Denitrifying woodchip bioreactors (WBRs) remove nitrate (${\mathrm{NO}}_3^{-}$) from agricultural drainage water at field-scale, but their efficacy at cold temperatures remains uncertain. This study shows how hydraulic residence time (HRT) controls ${\mathrm{NO}}_3^{-}$ removal and environmental side-effects of WBRs at low water temperature under pilot-scale conditions with controlled operation of nine WBRs (94 dm³). Hydraulic properties were assessed by a bromide tracer test, and ${\mathrm{NO}}_3^{-}$ removal, emissions of nitrous oxide (N₂O) and methane (CH₄), and losses of dissolved organic carbon (DOC) were measured at HRTs of 5-30 h. Inlet ${\mathrm{NO}}_3^{-}$ concentrations were increasingly reduced at higher HRTs.

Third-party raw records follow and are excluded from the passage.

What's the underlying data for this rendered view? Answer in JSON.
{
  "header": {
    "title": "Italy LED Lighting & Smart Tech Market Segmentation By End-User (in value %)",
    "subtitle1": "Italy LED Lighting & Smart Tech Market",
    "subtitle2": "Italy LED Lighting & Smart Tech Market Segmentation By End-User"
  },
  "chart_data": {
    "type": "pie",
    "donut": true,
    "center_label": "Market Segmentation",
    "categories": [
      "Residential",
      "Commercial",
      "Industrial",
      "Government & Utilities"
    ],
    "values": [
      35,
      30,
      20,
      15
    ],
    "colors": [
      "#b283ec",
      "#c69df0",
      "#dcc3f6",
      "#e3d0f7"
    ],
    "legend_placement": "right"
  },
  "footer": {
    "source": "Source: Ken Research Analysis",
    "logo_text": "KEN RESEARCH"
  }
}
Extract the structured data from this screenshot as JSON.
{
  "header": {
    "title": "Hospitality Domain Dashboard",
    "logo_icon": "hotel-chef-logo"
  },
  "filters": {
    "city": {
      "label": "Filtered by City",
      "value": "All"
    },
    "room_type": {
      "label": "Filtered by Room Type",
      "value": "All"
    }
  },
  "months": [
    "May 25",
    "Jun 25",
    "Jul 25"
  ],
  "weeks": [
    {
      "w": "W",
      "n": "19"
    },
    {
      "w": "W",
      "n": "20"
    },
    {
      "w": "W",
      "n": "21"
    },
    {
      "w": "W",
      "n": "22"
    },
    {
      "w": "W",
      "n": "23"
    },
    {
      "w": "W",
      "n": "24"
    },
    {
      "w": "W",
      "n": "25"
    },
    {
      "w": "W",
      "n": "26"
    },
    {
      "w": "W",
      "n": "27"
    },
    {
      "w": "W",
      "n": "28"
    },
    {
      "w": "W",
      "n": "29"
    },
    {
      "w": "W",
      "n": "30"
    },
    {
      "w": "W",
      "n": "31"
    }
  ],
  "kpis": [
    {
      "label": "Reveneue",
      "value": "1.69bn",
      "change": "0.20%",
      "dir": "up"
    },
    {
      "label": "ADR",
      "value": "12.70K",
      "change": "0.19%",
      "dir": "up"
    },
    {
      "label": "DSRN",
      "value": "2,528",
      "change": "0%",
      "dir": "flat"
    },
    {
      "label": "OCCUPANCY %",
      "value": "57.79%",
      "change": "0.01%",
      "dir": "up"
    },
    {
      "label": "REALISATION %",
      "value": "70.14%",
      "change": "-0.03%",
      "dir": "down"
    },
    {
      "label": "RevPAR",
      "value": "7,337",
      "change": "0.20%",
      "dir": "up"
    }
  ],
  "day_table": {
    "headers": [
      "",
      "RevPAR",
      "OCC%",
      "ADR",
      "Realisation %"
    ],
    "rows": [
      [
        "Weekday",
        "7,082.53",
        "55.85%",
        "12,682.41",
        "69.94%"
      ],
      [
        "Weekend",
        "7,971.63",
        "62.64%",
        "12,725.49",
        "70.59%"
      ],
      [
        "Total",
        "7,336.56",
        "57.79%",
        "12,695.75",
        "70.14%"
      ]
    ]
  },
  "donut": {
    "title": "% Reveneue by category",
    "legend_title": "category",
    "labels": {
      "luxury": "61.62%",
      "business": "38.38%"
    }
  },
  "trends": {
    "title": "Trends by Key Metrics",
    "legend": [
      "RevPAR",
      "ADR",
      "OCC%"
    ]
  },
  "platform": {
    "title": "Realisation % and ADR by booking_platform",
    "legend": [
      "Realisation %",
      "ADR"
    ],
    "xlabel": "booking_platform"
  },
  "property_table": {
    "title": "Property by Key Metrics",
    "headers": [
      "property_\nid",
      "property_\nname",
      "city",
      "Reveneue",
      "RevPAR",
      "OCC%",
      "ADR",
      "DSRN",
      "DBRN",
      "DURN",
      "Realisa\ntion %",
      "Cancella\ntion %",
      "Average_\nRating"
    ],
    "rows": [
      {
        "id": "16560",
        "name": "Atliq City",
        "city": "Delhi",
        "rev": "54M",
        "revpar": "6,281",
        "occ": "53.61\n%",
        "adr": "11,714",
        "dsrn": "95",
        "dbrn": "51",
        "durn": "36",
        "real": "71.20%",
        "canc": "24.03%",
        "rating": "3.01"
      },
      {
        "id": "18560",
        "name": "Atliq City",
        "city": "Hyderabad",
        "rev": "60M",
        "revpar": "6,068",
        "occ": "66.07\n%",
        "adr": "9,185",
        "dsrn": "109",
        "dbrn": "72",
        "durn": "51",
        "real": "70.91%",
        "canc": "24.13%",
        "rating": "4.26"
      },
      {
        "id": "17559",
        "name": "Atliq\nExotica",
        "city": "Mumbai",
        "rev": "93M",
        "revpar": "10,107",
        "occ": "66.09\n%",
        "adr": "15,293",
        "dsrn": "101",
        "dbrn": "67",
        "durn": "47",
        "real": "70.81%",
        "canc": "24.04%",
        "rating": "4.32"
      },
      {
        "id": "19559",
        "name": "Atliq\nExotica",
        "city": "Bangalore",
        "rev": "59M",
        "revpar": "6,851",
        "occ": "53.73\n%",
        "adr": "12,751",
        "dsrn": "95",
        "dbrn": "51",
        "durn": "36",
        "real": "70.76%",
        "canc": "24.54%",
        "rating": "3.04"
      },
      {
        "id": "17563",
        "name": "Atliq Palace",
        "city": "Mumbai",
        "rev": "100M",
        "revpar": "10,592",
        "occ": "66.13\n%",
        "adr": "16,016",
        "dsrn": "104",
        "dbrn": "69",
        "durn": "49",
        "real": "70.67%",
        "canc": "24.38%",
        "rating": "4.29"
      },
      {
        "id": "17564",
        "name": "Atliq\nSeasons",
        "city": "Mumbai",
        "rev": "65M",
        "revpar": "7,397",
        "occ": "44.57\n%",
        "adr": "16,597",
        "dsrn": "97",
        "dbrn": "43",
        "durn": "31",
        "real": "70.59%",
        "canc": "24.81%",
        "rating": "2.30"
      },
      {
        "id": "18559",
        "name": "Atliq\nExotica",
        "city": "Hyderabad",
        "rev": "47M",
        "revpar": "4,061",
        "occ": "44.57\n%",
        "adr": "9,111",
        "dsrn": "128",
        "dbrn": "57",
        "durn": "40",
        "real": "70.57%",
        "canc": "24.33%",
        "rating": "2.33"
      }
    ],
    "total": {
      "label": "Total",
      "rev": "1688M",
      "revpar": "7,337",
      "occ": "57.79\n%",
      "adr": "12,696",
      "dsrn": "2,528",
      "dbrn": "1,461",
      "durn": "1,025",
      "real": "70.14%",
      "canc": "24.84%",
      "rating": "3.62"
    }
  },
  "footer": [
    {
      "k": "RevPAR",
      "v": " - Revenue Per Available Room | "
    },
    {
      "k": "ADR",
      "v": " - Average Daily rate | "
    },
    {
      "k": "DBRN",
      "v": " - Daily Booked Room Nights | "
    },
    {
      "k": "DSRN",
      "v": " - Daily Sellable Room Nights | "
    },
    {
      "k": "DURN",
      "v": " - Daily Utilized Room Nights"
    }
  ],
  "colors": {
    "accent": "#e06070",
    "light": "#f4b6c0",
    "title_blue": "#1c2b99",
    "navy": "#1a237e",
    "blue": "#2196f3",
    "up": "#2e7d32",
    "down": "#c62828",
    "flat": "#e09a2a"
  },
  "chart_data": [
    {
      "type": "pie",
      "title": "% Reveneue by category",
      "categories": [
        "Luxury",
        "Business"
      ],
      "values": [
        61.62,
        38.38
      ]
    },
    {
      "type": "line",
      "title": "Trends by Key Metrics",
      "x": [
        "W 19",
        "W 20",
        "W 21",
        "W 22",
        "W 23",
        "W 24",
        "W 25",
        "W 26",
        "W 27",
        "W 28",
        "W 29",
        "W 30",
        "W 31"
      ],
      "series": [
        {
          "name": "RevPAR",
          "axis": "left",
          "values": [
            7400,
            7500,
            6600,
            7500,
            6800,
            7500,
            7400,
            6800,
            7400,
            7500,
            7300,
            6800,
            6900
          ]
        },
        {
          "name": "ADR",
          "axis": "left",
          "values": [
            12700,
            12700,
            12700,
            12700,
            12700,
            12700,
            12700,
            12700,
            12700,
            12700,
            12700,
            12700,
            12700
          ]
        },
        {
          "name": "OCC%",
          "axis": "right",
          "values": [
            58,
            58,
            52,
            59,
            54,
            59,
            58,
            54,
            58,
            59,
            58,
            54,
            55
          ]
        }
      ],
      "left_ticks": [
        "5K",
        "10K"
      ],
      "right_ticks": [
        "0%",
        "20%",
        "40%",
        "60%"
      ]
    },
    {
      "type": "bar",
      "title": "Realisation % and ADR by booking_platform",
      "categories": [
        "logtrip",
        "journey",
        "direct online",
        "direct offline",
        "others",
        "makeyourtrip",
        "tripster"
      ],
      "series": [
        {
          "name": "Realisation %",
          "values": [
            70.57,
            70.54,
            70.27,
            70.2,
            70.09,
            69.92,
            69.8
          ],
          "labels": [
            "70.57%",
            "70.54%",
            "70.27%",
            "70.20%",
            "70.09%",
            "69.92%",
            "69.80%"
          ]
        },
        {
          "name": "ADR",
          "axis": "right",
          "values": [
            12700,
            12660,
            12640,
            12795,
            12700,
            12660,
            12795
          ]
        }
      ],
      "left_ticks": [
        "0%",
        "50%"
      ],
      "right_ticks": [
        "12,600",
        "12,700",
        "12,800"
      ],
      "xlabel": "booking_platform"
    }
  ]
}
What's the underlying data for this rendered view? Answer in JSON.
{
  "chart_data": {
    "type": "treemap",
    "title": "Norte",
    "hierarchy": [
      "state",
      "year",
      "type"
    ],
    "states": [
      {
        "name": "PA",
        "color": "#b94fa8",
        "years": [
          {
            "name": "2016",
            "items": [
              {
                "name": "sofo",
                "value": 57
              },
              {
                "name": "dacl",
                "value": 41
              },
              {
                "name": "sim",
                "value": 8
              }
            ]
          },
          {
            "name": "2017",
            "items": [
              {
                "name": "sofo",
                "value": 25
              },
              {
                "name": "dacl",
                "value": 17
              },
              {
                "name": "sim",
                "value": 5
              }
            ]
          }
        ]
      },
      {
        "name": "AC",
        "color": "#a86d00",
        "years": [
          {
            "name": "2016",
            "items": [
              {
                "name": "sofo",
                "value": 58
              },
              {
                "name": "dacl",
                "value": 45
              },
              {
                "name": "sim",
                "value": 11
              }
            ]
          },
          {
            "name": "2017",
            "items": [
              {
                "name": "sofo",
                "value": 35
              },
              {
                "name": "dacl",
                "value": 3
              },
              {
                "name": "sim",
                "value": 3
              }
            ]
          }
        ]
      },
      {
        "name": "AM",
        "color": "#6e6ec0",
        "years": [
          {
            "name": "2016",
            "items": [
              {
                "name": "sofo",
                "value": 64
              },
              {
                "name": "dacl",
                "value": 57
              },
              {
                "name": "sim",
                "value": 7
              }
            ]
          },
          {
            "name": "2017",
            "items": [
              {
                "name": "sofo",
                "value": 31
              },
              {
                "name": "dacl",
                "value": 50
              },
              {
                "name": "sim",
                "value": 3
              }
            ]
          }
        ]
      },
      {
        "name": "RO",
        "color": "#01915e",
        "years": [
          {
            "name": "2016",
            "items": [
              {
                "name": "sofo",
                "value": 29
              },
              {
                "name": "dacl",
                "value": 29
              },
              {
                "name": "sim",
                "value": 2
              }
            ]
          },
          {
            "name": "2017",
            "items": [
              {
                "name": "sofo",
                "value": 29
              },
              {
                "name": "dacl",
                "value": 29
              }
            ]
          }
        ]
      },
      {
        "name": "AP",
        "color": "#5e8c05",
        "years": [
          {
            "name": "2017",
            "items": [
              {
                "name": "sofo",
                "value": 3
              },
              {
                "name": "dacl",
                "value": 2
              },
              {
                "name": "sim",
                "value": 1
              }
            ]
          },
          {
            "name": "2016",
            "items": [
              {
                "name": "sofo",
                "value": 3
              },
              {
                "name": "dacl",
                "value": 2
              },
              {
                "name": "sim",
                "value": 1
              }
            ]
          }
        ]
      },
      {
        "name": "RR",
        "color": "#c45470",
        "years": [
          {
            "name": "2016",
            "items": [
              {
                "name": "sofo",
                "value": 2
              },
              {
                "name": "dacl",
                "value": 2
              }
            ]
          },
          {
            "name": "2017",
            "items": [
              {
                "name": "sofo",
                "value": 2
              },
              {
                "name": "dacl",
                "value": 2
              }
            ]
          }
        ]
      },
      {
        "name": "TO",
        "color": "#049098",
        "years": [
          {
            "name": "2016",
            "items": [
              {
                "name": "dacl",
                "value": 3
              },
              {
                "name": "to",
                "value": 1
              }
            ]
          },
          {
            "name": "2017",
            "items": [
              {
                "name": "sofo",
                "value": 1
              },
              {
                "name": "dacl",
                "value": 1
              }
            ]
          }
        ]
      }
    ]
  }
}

The relationship between HRT and the efficiency (%) of ${\mathrm{NO}}_3^{-}$ removal was linear ($R_{adj}^2$ = 0.94), while the relationship between HRT and ${\mathrm{NO}}_3^{-}$ reduction rates (NRR) was logistic ($R_{adj}^2$ = 0.88). Gaseous emissions of N₂O were equally low at HRTs of 10-30 h, but higher at 5 h (P < 0.05). Methane fluxes were small, but with consistent emissions at HRTs of 20-30 h and uptake at 5-15 h. HRT had limited effect on effluent DOC concentrations, but strong effect on mass losses that were five-fold higher (320 mg L^-1) at the HRT of 5 h than at 30 h. In summary, at cold temperatures HRTs of ≤ 20 h resulted in suboptimal NRR, accelerating DOC losses, and increased risk of N₂O losses at least below a threshold HRT of 5-10 h. HRTs of 20-30 h gave maximal NRR, smallest losses of DOC and N₂O, but an increased risk of CH₄ emissions.